横編み機や手編みは基本的に横方向に編み進め往復することで、1段、2段とカウントしていきます。
大柄が編みたい時に、シングルジャカードを使った場合糸渡りが出すぎてしまいます。
また、ダブルジャカードでは編み目があまり綺麗でなく厚みも出てしまう時にインターシャを使います。
今回のインターシャでは、色数としてはグレー、ブルー、パープル、ブラックの4色を使用していますが、横方向の段数で考えると7色分(キャリッジも同様)必要になります。1つの「島」に対して1つの糸が必要なので、グレーの糸は❶、❸、❺、❼部分で使う4本の糸が必要になります。ブルー、パープル、ブラックがそれぞれ❶本ずつ必要なので合計7本分になります。

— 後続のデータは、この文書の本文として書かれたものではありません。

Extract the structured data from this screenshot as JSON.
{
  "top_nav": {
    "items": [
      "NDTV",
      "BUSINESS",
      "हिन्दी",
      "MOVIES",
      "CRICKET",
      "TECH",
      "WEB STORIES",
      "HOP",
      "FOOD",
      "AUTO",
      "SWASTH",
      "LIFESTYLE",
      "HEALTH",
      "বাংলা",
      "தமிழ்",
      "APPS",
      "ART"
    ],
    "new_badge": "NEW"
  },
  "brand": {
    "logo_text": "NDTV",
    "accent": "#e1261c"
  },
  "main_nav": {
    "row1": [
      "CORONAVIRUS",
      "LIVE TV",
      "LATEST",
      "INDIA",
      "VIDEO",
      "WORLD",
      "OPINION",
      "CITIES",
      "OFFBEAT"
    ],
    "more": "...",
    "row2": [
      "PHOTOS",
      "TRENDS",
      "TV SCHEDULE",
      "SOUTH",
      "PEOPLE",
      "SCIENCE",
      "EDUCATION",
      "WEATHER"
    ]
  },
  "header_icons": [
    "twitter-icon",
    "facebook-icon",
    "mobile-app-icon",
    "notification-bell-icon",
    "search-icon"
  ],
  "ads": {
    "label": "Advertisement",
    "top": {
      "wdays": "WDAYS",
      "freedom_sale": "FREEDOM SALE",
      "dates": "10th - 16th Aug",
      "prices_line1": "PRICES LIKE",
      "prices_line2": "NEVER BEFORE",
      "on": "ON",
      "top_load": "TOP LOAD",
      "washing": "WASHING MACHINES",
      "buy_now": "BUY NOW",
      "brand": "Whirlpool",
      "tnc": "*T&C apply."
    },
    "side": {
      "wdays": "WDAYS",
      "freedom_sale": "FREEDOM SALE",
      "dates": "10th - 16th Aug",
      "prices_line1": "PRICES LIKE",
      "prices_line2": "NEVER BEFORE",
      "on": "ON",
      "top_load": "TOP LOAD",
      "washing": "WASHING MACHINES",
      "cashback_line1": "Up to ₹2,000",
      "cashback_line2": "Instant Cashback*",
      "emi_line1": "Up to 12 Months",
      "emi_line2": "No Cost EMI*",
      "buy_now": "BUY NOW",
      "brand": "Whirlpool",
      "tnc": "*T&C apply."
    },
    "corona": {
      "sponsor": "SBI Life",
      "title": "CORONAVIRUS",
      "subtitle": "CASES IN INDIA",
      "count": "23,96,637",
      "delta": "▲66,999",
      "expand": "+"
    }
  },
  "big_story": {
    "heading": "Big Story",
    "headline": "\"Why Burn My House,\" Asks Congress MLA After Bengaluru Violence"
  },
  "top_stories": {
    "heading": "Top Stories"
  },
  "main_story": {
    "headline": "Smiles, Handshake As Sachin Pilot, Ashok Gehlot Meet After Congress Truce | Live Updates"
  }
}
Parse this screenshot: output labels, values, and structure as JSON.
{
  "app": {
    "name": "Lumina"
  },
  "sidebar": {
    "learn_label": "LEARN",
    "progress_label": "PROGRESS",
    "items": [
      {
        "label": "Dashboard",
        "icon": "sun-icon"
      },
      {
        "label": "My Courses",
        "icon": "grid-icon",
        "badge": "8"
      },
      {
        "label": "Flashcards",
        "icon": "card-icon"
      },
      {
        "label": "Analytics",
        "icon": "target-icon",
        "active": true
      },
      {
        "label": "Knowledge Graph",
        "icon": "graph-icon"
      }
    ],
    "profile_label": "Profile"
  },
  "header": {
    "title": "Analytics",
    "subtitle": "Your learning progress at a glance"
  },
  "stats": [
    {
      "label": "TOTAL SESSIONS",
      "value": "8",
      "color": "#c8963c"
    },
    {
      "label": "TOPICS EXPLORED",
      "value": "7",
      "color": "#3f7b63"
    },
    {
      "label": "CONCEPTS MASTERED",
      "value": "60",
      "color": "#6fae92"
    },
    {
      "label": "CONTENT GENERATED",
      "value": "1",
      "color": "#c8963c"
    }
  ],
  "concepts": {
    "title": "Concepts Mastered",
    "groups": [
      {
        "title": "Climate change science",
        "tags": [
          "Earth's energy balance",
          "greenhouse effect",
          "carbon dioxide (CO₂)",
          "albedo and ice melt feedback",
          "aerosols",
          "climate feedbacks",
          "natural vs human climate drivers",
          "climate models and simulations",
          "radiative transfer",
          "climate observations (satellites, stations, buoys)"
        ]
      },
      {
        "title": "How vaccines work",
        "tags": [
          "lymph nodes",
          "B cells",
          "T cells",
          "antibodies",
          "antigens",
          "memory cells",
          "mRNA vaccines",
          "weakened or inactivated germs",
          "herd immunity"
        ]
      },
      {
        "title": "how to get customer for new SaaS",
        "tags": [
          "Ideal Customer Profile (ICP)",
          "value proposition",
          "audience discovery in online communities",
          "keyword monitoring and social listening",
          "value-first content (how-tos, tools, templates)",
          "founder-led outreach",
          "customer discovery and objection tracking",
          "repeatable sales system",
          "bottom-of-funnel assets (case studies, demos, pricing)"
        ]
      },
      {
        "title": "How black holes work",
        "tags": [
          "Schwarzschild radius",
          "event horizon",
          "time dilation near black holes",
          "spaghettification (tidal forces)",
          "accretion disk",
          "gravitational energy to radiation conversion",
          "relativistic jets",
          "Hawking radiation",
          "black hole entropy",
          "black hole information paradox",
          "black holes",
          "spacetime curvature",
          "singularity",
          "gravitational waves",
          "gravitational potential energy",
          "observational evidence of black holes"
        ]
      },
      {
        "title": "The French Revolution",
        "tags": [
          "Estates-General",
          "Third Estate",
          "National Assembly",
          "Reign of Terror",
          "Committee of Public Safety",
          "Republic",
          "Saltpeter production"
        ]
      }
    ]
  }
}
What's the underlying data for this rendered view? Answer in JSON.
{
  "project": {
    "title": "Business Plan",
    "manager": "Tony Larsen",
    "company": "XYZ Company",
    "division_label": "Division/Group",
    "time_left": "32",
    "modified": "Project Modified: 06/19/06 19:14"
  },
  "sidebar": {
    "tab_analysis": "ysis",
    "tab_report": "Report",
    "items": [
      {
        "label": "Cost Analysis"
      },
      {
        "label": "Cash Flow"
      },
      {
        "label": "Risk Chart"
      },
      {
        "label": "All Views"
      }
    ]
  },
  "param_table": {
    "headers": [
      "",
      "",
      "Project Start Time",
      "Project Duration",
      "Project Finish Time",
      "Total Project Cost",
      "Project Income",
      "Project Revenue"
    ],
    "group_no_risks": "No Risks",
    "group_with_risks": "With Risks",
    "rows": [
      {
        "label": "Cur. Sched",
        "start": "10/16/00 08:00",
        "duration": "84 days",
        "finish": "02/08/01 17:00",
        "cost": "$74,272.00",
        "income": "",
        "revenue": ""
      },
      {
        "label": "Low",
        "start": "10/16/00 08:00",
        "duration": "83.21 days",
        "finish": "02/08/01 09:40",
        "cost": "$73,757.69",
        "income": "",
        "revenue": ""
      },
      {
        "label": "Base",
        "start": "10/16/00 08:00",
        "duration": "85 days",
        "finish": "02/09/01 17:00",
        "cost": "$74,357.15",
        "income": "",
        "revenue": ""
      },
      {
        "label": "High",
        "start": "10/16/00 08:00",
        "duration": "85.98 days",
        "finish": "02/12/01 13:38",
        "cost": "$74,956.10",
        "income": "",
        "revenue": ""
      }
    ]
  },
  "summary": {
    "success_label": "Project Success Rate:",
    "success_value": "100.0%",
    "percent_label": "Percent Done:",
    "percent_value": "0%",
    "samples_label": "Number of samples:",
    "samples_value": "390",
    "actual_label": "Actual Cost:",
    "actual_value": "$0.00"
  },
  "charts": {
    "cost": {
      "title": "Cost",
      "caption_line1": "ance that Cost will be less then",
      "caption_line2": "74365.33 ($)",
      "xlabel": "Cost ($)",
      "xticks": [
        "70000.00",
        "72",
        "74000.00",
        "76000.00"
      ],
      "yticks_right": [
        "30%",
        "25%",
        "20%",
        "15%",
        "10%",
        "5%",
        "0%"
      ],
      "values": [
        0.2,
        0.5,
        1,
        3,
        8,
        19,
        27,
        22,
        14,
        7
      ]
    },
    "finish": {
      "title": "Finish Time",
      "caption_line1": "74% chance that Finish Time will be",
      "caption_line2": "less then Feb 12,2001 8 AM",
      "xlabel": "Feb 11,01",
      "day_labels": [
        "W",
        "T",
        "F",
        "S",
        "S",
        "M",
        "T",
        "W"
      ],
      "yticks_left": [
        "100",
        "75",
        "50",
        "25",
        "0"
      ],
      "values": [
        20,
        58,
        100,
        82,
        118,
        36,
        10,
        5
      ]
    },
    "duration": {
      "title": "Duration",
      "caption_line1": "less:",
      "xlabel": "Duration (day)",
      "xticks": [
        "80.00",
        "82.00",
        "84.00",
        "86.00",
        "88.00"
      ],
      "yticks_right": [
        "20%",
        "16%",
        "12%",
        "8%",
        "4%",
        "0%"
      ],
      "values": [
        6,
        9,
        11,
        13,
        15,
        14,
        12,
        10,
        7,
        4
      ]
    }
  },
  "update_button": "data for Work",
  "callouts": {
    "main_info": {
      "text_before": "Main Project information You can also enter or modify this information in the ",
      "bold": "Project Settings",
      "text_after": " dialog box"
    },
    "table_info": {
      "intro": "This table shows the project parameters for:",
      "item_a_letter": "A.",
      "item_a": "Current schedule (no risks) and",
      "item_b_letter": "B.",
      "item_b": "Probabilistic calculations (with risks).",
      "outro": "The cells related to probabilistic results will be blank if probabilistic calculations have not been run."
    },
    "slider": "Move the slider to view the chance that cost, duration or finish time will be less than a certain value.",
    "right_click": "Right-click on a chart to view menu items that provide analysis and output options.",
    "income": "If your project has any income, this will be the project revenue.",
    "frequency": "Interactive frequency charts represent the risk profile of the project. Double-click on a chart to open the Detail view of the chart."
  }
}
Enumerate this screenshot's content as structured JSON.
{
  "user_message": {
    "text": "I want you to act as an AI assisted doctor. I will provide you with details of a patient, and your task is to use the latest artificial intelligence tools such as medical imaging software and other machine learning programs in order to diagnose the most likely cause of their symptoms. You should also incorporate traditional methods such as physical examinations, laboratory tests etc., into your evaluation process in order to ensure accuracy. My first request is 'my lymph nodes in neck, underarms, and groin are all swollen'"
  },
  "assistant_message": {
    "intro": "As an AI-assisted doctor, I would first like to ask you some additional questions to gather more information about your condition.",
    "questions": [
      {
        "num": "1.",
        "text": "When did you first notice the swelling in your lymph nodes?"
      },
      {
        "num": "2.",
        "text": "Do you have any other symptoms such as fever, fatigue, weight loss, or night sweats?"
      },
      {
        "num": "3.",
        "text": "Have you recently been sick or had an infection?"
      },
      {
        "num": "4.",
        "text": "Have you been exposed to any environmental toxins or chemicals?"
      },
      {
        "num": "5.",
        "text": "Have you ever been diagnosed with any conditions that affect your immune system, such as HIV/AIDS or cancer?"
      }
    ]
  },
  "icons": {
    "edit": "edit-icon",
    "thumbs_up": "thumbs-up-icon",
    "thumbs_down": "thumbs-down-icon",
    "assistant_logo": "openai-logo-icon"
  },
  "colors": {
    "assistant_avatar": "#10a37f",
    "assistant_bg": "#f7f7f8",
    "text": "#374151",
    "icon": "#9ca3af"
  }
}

ニット工場でインターシャを編む場合は、インターシャ装置が付いているのか確認が必要です。また目当てのゲージの編み機のキャリッジがどのくらいあり、何色まで使用可能なのかということも聞く必要があります。(*捨て編みの糸や抜き糸等もキャリッジの一つとしてカウントします-2)
島精機製作所の工業用編み機『MACH2SIR』は最大40個のキャリジが使用可能になっていますが、工場にあるほとんどの機械は「インターシャ」の需要がないためキャリッジを外してしまったり、そもそもインターシャ装置をつけていない機械や工場もあるのでインターシャの多色使いが出来る工場はかなり少ないのが現状です。
●編み地の特性を知る●
ジャカードの種類やインターシャの編み地の特性を知ることで、どんな柄が向いているのか?編み地厚みはどのくらいになるのか?綺麗に仕上がるのか?などデザインの幅が広がるとともにニット工場や編み手さんに指示する力もついてきます。
編み物(ニット)がなぜ楽しいという答えの一つに、分業化されている布帛とは違い、糸を選び⇨編み方や形を決めて⇨細部のデザインや縫製仕様を決めるというデザインの幅が広いということがあげられます。
糸を知ること、編み方や機械を知ること、縫製の方法を知ることなど知識として必要なことはたくさんありますが、
編み物(ニット)は知識や技術を知れば知るほどデザインの可能性が広がることでしょう。